PE Tech Report


Like this article?

Sign up to our free newsletter

GMPF and LPFA agree GBP500m joint infrastructure allocation

The Greater Manchester Pension Fund (GMPF) and the London Pensions Fund Authority (LPFA)  are to make a joint allocation of up to GBP500m to invest in infrastructure opportunities.

The agreement is a significant step for both GMPF and LPFA. It allows the funds to increase their investment in infrastructure, deliver long-term returns that match their liabilities and provide much needed investment in major UK infrastructure projects.
Over the next three or four years, the pension funds will seek to make investments and hold them over the appropriate period for each individual investment.

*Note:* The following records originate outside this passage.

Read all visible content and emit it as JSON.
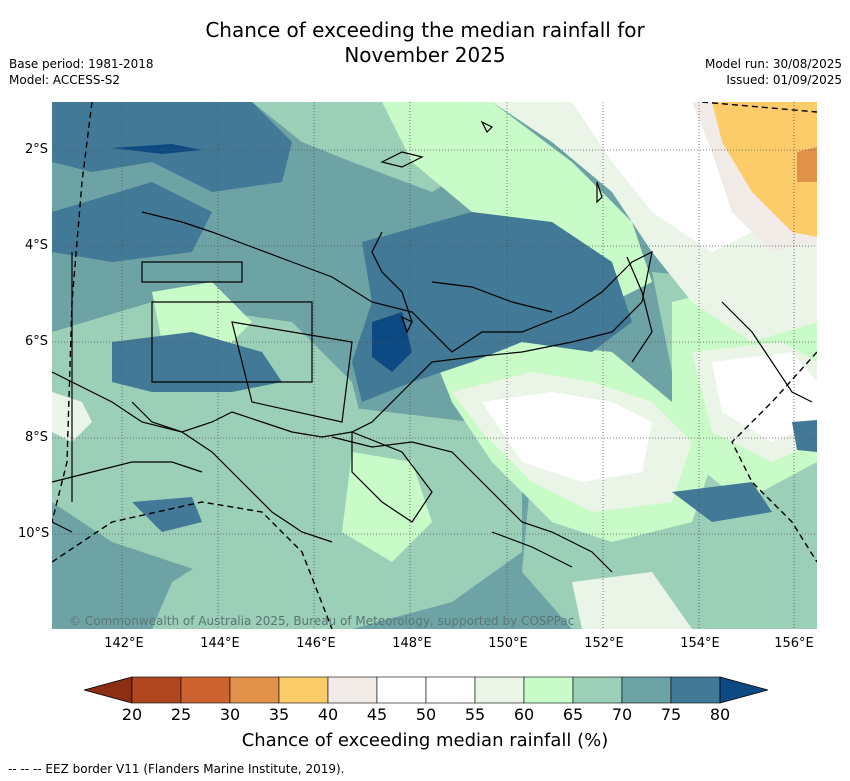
{
  "title_line1": "Chance of exceeding the median rainfall for",
  "title_line2": "November 2025",
  "meta_left": {
    "base_period": "Base period: 1981-2018",
    "model": "Model: ACCESS-S2"
  },
  "meta_right": {
    "model_run": "Model run: 30/08/2025",
    "issued": "Issued: 01/09/2025"
  },
  "x_ticks": [
    "142°E",
    "144°E",
    "146°E",
    "148°E",
    "150°E",
    "152°E",
    "154°E",
    "156°E"
  ],
  "y_ticks": [
    "2°S",
    "4°S",
    "6°S",
    "8°S",
    "10°S"
  ],
  "colorbar": {
    "label": "Chance of exceeding median rainfall (%)",
    "ticks": [
      "20",
      "25",
      "30",
      "35",
      "40",
      "45",
      "50",
      "55",
      "60",
      "65",
      "70",
      "75",
      "80"
    ],
    "colors": [
      "#8b2e14",
      "#b0471e",
      "#cc6330",
      "#e1914a",
      "#fdcc6a",
      "#f0ebe6",
      "#ffffff",
      "#ffffff",
      "#eaf5e8",
      "#c9fbc8",
      "#9ccfb8",
      "#6ea3a6",
      "#417996",
      "#0d4a83"
    ]
  },
  "copyright": "© Commonwealth of Australia 2025, Bureau of Meteorology, supported by COSPPac",
  "footnote": "-- --  -- EEZ border V11 (Flanders Marine Institute, 2019).",
  "map_colors": {
    "c75": "#417996",
    "c80": "#0d4a83",
    "c70": "#6ea3a6",
    "c65": "#9ccfb8",
    "c60": "#c9fbc8",
    "c55": "#eaf5e8",
    "c45": "#f0ebe6",
    "c35": "#fdcc6a",
    "c30": "#e1914a"
  }
}
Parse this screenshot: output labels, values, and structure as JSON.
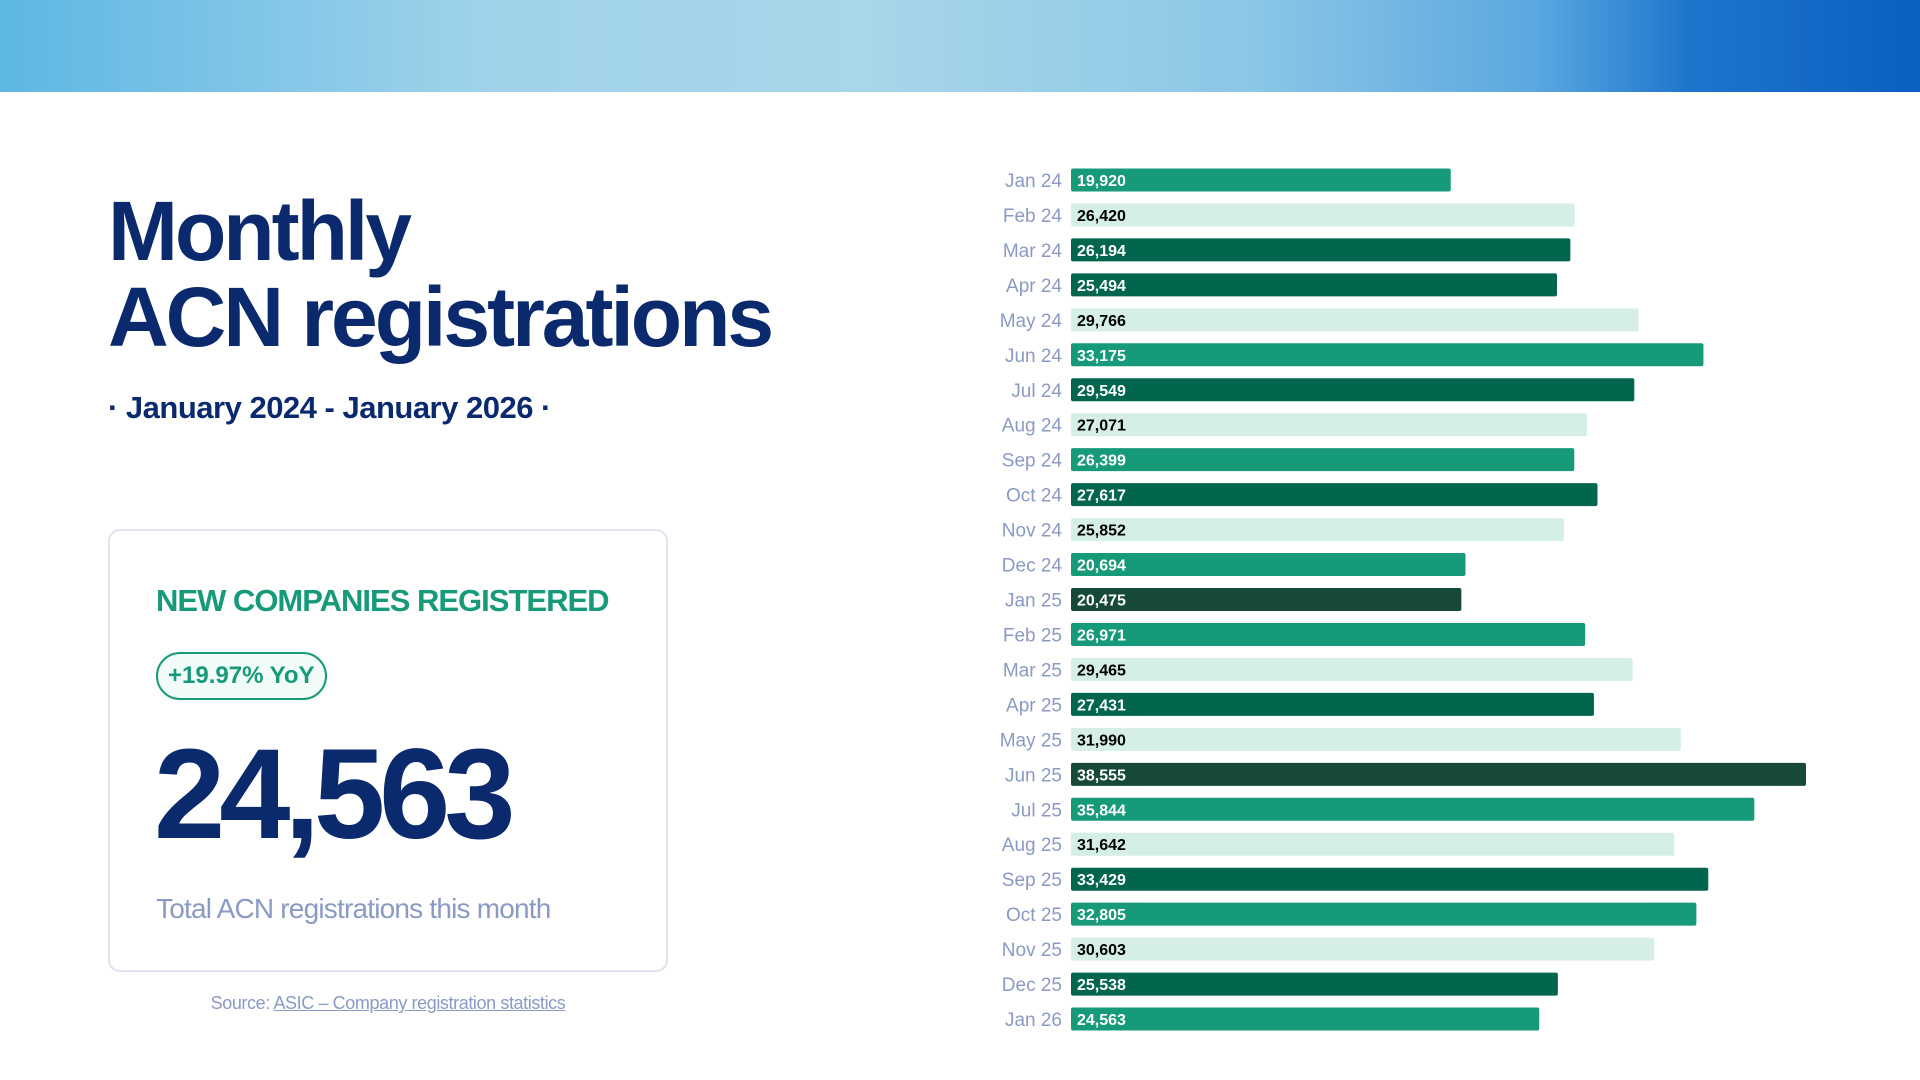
{
  "title_line1": "Monthly",
  "title_line2": "ACN registrations",
  "subtitle": "· January 2024 - January 2026 ·",
  "card": {
    "heading": "NEW COMPANIES REGISTERED",
    "yoy_badge": "+19.97% YoY",
    "value": "24,563",
    "caption": "Total ACN registrations this month"
  },
  "source": {
    "prefix": "Source:",
    "link_text": "ASIC – Company registration statistics"
  },
  "colors": {
    "navy": "#0b2a6e",
    "medium": "#179a7a",
    "light": "#d5eee8",
    "dark": "#02664f",
    "darkest": "#164a36"
  },
  "chart_data": {
    "type": "bar",
    "orientation": "horizontal",
    "categories": [
      "Jan 24",
      "Feb 24",
      "Mar 24",
      "Apr 24",
      "May 24",
      "Jun 24",
      "Jul 24",
      "Aug 24",
      "Sep 24",
      "Oct 24",
      "Nov 24",
      "Dec 24",
      "Jan 25",
      "Feb 25",
      "Mar 25",
      "Apr 25",
      "May 25",
      "Jun 25",
      "Jul 25",
      "Aug 25",
      "Sep 25",
      "Oct 25",
      "Nov 25",
      "Dec 25",
      "Jan 26"
    ],
    "values": [
      19920,
      26420,
      26194,
      25494,
      29766,
      33175,
      29549,
      27071,
      26399,
      27617,
      25852,
      20694,
      20475,
      26971,
      29465,
      27431,
      31990,
      38555,
      35844,
      31642,
      33429,
      32805,
      30603,
      25538,
      24563
    ],
    "bar_colors": [
      "medium",
      "light",
      "dark",
      "dark",
      "light",
      "medium",
      "dark",
      "light",
      "medium",
      "dark",
      "light",
      "medium",
      "darkest",
      "medium",
      "light",
      "dark",
      "light",
      "darkest",
      "medium",
      "light",
      "dark",
      "medium",
      "light",
      "dark",
      "medium"
    ],
    "xlim": [
      0,
      38555
    ],
    "grid": false,
    "data_labels": true
  }
}
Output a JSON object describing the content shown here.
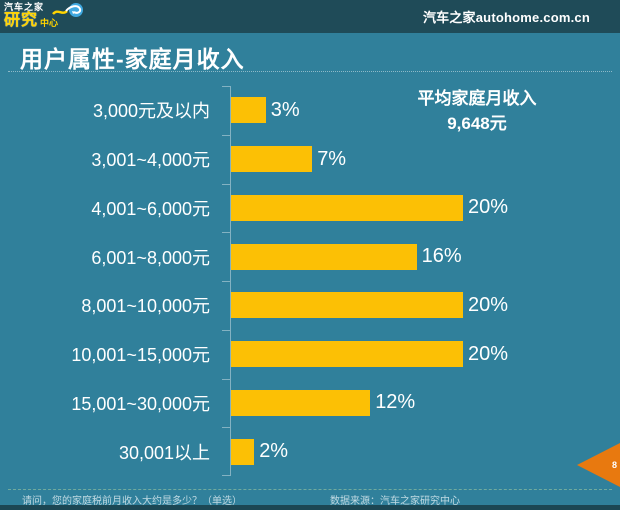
{
  "header": {
    "logo": {
      "line1": "汽车之家",
      "line2_big": "研究",
      "line2_small": "中心"
    },
    "site": "汽车之家autohome.com.cn"
  },
  "title": "用户属性-家庭月收入",
  "annotation": {
    "line1": "平均家庭月收入",
    "line2": "9,648元"
  },
  "chart_data": {
    "type": "bar",
    "orientation": "horizontal",
    "title": "用户属性-家庭月收入",
    "categories": [
      "3,000元及以内",
      "3,001~4,000元",
      "4,001~6,000元",
      "6,001~8,000元",
      "8,001~10,000元",
      "10,001~15,000元",
      "15,001~30,000元",
      "30,001以上"
    ],
    "values": [
      3,
      7,
      20,
      16,
      20,
      20,
      12,
      2
    ],
    "value_labels": [
      "3%",
      "7%",
      "20%",
      "16%",
      "20%",
      "20%",
      "12%",
      "2%"
    ],
    "annotation": "平均家庭月收入 9,648元",
    "bar_color": "#FCC005",
    "xlim": [
      0,
      33
    ],
    "grid": false,
    "legend": false
  },
  "footer": {
    "question": "请问，您的家庭税前月收入大约是多少？（单选）",
    "source": "数据来源：汽车之家研究中心"
  },
  "page_marker": {
    "number": "8",
    "color": "#E8790F"
  },
  "colors": {
    "header_bg": "#1F4B58",
    "main_bg": "#30809B",
    "bar": "#FCC005",
    "text": "#FFFFFF",
    "logo_yellow": "#FFD400",
    "arrow_orange": "#E8790F"
  }
}
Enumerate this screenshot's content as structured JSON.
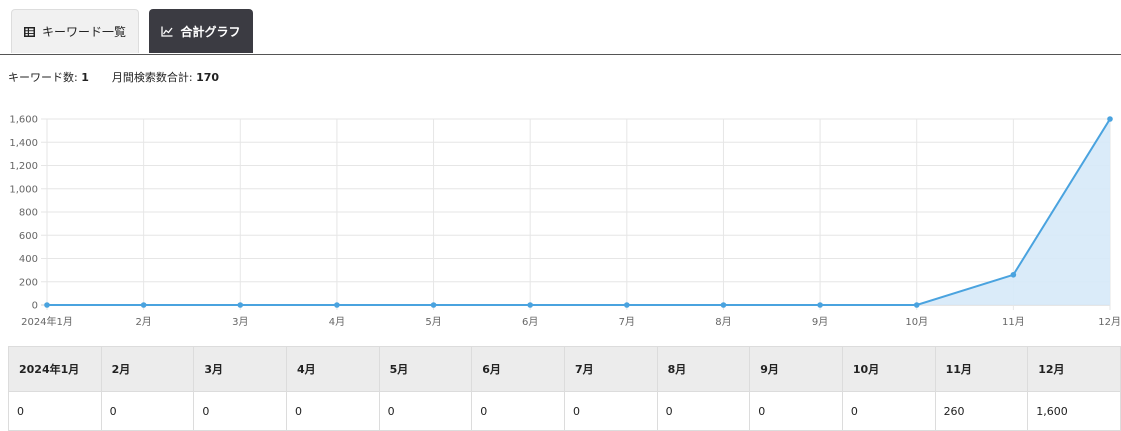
{
  "tabs": {
    "list_label": "キーワード一覧",
    "graph_label": "合計グラフ",
    "list_icon": "table-icon",
    "graph_icon": "line-chart-icon"
  },
  "summary": {
    "keyword_count_label": "キーワード数:",
    "keyword_count": "1",
    "monthly_total_label": "月間検索数合計:",
    "monthly_total": "170"
  },
  "chart_data": {
    "type": "area",
    "categories": [
      "2024年1月",
      "2月",
      "3月",
      "4月",
      "5月",
      "6月",
      "7月",
      "8月",
      "9月",
      "10月",
      "11月",
      "12月"
    ],
    "values": [
      0,
      0,
      0,
      0,
      0,
      0,
      0,
      0,
      0,
      0,
      260,
      1600
    ],
    "yticks": [
      "0",
      "200",
      "400",
      "600",
      "800",
      "1,000",
      "1,200",
      "1,400",
      "1,600"
    ],
    "ylim": [
      0,
      1600
    ],
    "grid": true,
    "line_color": "#4aa3df",
    "fill_color": "#d6e9f8"
  },
  "table": {
    "headers": [
      "2024年1月",
      "2月",
      "3月",
      "4月",
      "5月",
      "6月",
      "7月",
      "8月",
      "9月",
      "10月",
      "11月",
      "12月"
    ],
    "values": [
      "0",
      "0",
      "0",
      "0",
      "0",
      "0",
      "0",
      "0",
      "0",
      "0",
      "260",
      "1,600"
    ]
  }
}
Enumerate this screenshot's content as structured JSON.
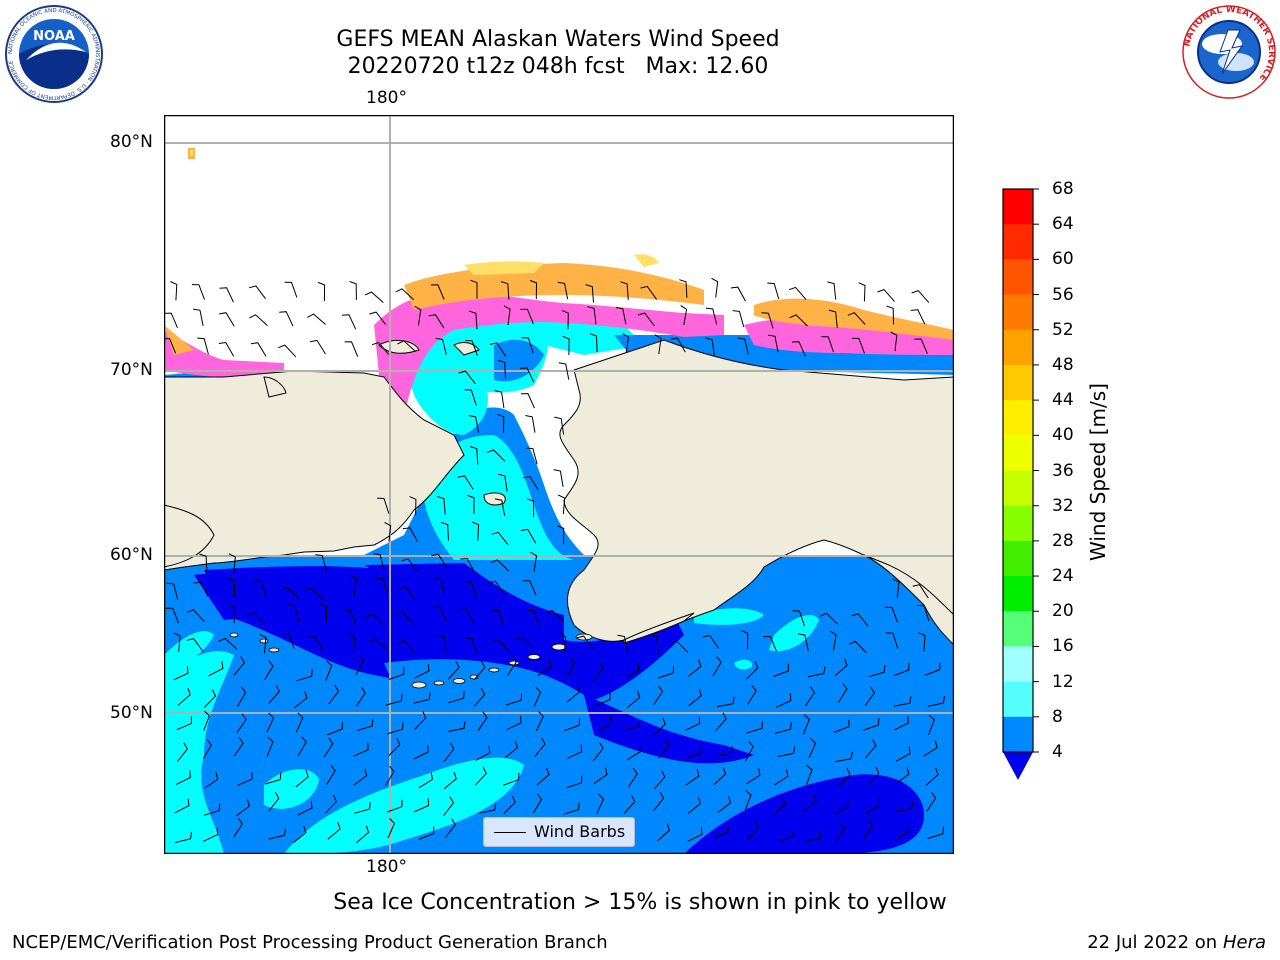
{
  "header": {
    "title_line1": "GEFS MEAN Alaskan Waters Wind Speed",
    "title_line2": "20220720 t12z 048h fcst   Max: 12.60"
  },
  "logos": {
    "left": {
      "name": "noaa-logo",
      "text": "NOAA",
      "ring_text": "NATIONAL OCEANIC AND ATMOSPHERIC ADMINISTRATION · U.S. DEPARTMENT OF COMMERCE"
    },
    "right": {
      "name": "nws-logo",
      "ring_text": "NATIONAL WEATHER SERVICE"
    }
  },
  "map": {
    "lon_label_top": "180°",
    "lon_label_bottom": "180°",
    "lat_labels": [
      "80°N",
      "70°N",
      "60°N",
      "50°N"
    ],
    "legend_label": "Wind Barbs",
    "colors": {
      "land": "#efecdc",
      "ice_pink": "#ff66dd",
      "ice_orange": "#ffb347",
      "ice_yellow": "#ffe066"
    }
  },
  "colorbar": {
    "label": "Wind Speed [m/s]",
    "ticks": [
      "68",
      "64",
      "60",
      "56",
      "52",
      "48",
      "44",
      "40",
      "36",
      "32",
      "28",
      "24",
      "20",
      "16",
      "12",
      "8",
      "4"
    ],
    "colors": [
      "#ff0000",
      "#ff2a00",
      "#ff5500",
      "#ff7b00",
      "#ffa200",
      "#ffc800",
      "#ffee00",
      "#eeff00",
      "#c6ff00",
      "#88ff00",
      "#44ee00",
      "#00ee00",
      "#55ff77",
      "#a0ffff",
      "#55ffff",
      "#00ffff",
      "#0088ff"
    ],
    "extend_color": "#0000ee"
  },
  "footer": {
    "note": "Sea Ice Concentration > 15% is shown in pink to yellow",
    "left": "NCEP/EMC/Verification Post Processing Product Generation Branch",
    "right_date": "22 Jul 2022 on ",
    "right_host": "Hera"
  }
}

They will use their local presence in Greater Manchester and London to best advantage, but have a high degree of flexibility for suitable opportunities.
The structure aligns with both Funds’ responses to central government on the reform of the Local Government Pension Scheme, which called for closer collaboration between funds in order to realise the benefits of increased scale.
The Mayor of London, Boris Johnson (pictured), says: ‘I welcome this move by London and Manchester’s pension fund authorities. This brings together sizeable pension assets in an way that will enable these combined public funds to carry collective clout. This will be beneficial not only for UK infrastructure projects but also for their members.’
Susan Martin, CEO of LPFA, says: 'The creation of an infrastructure investment platform is another step towards closing our deficit. To meet our pensions liabilities we need a balanced portfolio that includes assets with a long-term profile. While at the same time by focusing on British infrastructure we are investing in an area that so badly needs it. We look forward to working with GMPF to deliver projects that will provide both for our members and at the same time support the wider social need.’